Source: Techniques in Coloproctology Published:2024


Abstract

Background: Low anterior resection in patients with rectal cancer may require a defunctioning loop ileostomy formation that requires closure after a period of time. There are three common techniques for ileostomy closure: anterior repair (AR or fold-over closure), resection and hand-sewn anastomosis (RHA), and resection and stapled anastomosis (RSA). We aimed to compare them on the basis of operative and postoperative features. Methods: Patients with rectal cancer who underwent low anterior resection without complications were included in this study and randomly assigned to three parallel groups to undergo loop ileostomy closure via either AR, RHA, or RSA. Early and late outcomes were gathered from all included patients.

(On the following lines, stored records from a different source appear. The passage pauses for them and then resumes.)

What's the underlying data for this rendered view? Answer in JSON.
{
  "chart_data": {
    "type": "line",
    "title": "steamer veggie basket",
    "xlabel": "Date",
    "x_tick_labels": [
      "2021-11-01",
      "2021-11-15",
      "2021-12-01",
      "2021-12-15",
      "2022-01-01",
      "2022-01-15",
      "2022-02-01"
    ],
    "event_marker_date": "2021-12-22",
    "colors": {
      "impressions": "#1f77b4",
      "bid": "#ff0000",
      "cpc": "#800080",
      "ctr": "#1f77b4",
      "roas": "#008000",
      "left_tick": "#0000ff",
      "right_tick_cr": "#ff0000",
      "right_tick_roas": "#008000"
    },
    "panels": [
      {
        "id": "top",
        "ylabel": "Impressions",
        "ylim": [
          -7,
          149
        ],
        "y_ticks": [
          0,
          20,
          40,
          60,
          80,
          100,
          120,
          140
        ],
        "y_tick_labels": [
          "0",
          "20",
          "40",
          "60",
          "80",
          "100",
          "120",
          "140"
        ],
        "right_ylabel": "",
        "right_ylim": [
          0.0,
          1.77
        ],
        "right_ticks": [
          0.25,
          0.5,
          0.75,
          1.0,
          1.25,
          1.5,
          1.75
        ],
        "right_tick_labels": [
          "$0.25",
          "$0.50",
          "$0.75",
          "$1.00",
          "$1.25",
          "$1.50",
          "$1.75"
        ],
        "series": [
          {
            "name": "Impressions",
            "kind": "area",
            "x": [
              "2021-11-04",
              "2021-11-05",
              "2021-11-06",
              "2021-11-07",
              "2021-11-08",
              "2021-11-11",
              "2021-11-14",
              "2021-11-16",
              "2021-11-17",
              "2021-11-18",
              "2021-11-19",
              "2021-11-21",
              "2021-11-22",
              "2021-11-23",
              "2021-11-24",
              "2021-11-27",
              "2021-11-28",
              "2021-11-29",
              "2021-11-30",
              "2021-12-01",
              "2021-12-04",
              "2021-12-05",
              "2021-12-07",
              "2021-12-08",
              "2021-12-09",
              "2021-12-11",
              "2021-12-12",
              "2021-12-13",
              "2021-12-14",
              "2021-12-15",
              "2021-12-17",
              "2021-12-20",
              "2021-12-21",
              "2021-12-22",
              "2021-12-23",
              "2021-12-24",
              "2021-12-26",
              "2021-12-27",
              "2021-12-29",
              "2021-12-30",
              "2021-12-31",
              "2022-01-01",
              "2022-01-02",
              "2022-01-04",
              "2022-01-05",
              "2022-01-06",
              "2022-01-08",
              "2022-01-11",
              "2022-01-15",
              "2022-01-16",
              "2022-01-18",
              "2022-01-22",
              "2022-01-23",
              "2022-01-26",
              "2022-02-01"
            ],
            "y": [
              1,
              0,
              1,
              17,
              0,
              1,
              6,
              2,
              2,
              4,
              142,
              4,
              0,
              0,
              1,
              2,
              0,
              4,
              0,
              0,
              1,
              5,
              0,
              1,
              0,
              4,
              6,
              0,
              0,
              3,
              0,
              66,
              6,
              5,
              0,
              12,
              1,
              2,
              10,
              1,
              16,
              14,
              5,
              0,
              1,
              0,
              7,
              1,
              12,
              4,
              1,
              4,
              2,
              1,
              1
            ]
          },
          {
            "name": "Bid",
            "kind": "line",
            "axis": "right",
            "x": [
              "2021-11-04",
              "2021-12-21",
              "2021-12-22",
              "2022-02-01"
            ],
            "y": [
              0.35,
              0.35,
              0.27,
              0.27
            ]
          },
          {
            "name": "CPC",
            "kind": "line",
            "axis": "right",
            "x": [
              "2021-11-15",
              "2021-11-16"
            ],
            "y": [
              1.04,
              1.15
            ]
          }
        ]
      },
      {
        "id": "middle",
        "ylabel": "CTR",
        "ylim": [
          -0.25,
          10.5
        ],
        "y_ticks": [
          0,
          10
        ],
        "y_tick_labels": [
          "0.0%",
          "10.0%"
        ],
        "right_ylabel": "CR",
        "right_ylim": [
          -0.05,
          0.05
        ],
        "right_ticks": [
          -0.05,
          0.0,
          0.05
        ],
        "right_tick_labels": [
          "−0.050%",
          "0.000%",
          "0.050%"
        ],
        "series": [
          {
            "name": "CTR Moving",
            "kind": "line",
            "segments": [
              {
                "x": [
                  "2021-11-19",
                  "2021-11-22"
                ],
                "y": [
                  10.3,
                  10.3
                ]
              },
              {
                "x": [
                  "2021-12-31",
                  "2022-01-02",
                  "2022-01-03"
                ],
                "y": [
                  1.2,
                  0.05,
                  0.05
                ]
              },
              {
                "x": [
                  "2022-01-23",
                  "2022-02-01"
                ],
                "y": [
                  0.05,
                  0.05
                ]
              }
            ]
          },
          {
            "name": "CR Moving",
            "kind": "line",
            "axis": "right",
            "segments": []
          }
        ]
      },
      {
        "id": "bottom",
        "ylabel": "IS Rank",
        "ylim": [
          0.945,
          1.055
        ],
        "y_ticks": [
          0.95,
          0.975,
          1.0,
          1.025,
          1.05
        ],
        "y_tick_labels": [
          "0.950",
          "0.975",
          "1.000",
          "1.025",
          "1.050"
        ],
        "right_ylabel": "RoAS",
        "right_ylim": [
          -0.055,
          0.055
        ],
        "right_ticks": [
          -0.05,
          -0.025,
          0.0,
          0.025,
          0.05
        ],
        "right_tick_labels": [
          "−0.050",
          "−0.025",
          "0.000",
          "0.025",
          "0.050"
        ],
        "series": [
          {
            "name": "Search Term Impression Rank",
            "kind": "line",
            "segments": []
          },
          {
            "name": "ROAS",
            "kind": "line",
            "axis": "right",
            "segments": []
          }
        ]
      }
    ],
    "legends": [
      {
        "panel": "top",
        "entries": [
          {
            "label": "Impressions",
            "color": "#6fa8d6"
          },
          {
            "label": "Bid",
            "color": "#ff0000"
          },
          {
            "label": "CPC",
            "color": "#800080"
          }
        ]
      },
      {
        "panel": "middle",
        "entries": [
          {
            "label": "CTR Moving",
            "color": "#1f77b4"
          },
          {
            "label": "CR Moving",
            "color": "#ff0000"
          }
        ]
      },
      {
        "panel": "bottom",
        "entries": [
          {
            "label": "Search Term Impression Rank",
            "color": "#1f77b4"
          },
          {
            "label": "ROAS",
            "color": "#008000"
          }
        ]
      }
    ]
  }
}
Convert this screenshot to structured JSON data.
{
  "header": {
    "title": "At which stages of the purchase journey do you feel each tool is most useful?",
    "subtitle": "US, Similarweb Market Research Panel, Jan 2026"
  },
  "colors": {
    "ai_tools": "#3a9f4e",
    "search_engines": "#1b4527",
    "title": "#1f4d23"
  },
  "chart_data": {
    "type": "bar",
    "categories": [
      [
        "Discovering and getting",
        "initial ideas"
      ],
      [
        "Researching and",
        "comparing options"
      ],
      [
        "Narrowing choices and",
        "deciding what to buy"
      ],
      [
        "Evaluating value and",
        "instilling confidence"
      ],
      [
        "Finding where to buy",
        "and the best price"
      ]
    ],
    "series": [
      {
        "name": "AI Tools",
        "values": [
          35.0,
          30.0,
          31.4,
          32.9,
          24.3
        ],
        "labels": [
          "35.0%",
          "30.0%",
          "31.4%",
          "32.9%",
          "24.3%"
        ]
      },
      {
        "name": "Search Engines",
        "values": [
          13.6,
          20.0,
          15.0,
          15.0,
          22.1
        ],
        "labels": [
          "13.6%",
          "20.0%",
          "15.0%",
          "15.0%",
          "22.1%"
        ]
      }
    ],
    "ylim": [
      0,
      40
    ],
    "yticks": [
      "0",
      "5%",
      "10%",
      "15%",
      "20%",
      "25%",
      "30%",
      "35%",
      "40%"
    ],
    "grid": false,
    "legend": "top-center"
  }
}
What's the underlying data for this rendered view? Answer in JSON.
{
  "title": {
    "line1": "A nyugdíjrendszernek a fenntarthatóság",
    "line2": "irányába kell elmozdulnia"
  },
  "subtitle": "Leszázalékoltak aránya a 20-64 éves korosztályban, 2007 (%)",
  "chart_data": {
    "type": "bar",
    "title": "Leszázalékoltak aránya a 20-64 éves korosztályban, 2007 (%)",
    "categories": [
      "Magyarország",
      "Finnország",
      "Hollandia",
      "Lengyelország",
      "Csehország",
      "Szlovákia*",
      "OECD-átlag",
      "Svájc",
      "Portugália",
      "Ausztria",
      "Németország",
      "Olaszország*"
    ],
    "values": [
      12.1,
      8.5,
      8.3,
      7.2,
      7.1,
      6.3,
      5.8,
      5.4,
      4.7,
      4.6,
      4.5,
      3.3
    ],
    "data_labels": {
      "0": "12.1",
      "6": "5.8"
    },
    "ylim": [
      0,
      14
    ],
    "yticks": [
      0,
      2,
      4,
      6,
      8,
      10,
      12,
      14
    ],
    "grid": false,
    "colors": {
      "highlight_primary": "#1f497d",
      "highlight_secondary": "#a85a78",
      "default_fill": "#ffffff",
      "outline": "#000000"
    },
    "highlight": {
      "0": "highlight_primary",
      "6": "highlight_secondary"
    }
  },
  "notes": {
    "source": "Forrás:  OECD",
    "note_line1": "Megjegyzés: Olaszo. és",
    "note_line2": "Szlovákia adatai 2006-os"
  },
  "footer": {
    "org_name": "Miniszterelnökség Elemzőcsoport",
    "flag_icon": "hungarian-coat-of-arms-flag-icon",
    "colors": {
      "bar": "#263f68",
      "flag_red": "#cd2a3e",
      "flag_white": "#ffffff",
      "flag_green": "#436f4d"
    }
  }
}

Results: Among 93 patients with a mean age of 56.21 ± 11.78 years, consisting of 58 (62.4%) men, 31 patients underwent AR, 30 patients RHA, and 32 patients RSA. There was no significant difference among the groups regarding the frequency and location of intraoperative injuries (P = 0.157). The AR groups demonstrated significantly less consumption of gauzes following intraoperative bleeding compared to the two others groups. The results showed that the duration of surgery in the RSA was significantly shorter than in the AR or RHA group (both P < 0.001). Regarding postoperative course, only one case of hematoma and two cases of surgical wound infection occurred in the RHA group. Anastomotic leakage and complete or partial obstruction did not occur in any group of patients. Latent postoperative complications did not occur in any group of patients. The median time between surgery and discharge as well as the interval until first gas passage, first defecation, oral tolerated liquid diet, as well as oral tolerated soft and regular diet in the AR group were significantly lower than in the two other groups (both P < 0.001). However, there was no statistical difference in these intervals between the RHA and RSA groups. Conclusions: Resection and stapled anastomosis had the shortest duration among the three techniques; however, anterior repair had faster recovery, including earlier tolerated oral diet, gas passing and defecation, and discharge, in comparison with the other techniques. Trial registration: Trial registration number IRCT20120129008861N5. © Springer Nature Switzerland AG 2024.